Sabía que no debería estar allí. Aquello no era buena idea. A esas horas, cuando los caminos brillaban con la pátina del rocío y solo unas lámparas lo iluminaban, era el momento más peligroso de la noche. Lo sabía y, aún así, allí estaba, dirigiéndose a paso ligero al camino de los artesanos. Francis dejó atrás la calidez de un hogar ostentoso, se cubrió los hombros con un mantón blanco y apretó el paso.

La luna estaba ausente aquella noche y el paseo entre la zona residencial y comercial se volvía más arriesgado. La puerta de la herrería se agitaba bajo la luz del candil que colgaba del tejadillo. El primogénito de los Bonnefoy miró a los lados y golpeó suave con los nudillos. La puerta se abrió casi de inmediato. Un hombre fornido, con el cabello y los ojos igual de profundos que la noche, le examinó.

—¿Te han visto? —le preguntó con una voz afilada como los cuernos de una bestia.

Francis tensó la mandíbula y miró hacia atrás. Se dio cuenta de lo absurdo que era aquel gesto: si lo habían seguido, de nada serviría descubrirlo ahora. Negó con la cabeza.

—Te lo ruego, déjame pasar. Lo que ocurrió el otro día yo… No entiendo cómo pudo suceder. Mi familia, ellos…

El herrero se movió incómodo. Su cuerpo grande se estremeció y, por instinto, entornó la puerta un poco.

—No, no lo pondré en peligro. Márchate, marqués. Las calles son traicioneras a esta hora.
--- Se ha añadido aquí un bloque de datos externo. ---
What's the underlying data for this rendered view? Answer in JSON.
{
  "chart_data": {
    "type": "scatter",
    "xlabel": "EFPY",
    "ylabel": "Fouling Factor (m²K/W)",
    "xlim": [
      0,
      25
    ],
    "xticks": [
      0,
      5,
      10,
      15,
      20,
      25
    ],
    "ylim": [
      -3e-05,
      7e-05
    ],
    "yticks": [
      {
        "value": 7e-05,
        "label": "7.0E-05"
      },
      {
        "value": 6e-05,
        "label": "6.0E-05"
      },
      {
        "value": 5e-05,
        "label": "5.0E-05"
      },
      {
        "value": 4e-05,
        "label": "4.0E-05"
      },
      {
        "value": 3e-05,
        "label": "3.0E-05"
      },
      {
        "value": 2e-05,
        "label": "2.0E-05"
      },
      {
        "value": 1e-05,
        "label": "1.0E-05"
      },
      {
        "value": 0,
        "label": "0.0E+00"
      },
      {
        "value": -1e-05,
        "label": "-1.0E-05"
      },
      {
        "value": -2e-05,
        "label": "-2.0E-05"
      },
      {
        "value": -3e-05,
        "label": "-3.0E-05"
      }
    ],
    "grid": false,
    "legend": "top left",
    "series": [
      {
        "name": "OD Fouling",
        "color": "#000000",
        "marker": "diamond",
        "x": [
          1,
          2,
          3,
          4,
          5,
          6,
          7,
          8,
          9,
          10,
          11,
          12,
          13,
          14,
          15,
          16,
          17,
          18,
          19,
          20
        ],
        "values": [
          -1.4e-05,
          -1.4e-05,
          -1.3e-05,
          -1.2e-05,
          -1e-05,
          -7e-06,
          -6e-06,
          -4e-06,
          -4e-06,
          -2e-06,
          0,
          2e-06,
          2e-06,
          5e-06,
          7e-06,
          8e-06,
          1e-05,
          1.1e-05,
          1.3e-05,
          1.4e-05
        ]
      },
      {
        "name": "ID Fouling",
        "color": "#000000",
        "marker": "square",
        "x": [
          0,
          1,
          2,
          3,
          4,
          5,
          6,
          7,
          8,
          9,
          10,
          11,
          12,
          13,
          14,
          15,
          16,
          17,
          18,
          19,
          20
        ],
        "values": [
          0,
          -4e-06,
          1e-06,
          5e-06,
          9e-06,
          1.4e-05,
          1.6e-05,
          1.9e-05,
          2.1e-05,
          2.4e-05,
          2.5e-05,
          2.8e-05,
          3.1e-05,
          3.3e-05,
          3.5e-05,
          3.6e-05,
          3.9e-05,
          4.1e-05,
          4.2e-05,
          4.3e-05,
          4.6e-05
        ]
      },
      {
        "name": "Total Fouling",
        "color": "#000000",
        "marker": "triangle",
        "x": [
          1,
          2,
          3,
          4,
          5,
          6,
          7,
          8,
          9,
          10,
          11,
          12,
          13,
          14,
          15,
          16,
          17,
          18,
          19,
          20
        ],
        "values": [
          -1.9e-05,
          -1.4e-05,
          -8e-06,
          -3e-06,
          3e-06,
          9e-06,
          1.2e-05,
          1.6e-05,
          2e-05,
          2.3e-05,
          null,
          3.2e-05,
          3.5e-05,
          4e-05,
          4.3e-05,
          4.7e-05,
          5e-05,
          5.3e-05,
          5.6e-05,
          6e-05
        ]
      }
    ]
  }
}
Francis metió el brazo entre la puerta y el marco a riesgo de su propia integridad. Sus dedos se hincaron en la madera y tiraron para abrirla. Aunque no poseyera gran fuerza, la tenacidad que lo llevaba a aquel sitio, a aquellas horas, no se vería arrastrada por el viento de aquel contratiempo.

—Si crees que voy a irme, estás equivocado, herrero. Hará falta más que esto. Si no quieres que monte un espectáculo, déjame entrar. ¡Te lo exijo!

A pesar de lo mucho que le intimidaba, con su altura y anchura, Francis no titubeó. Daba igual que tuviera la nariz roja del frío y que estuviera despeinado del viento. Una vez había tomado la decisión —el paso más difícil—, sólo había una persona que podía hacerle cambiar de parecer y se encontraba tras esos muros: Antonio Fernández.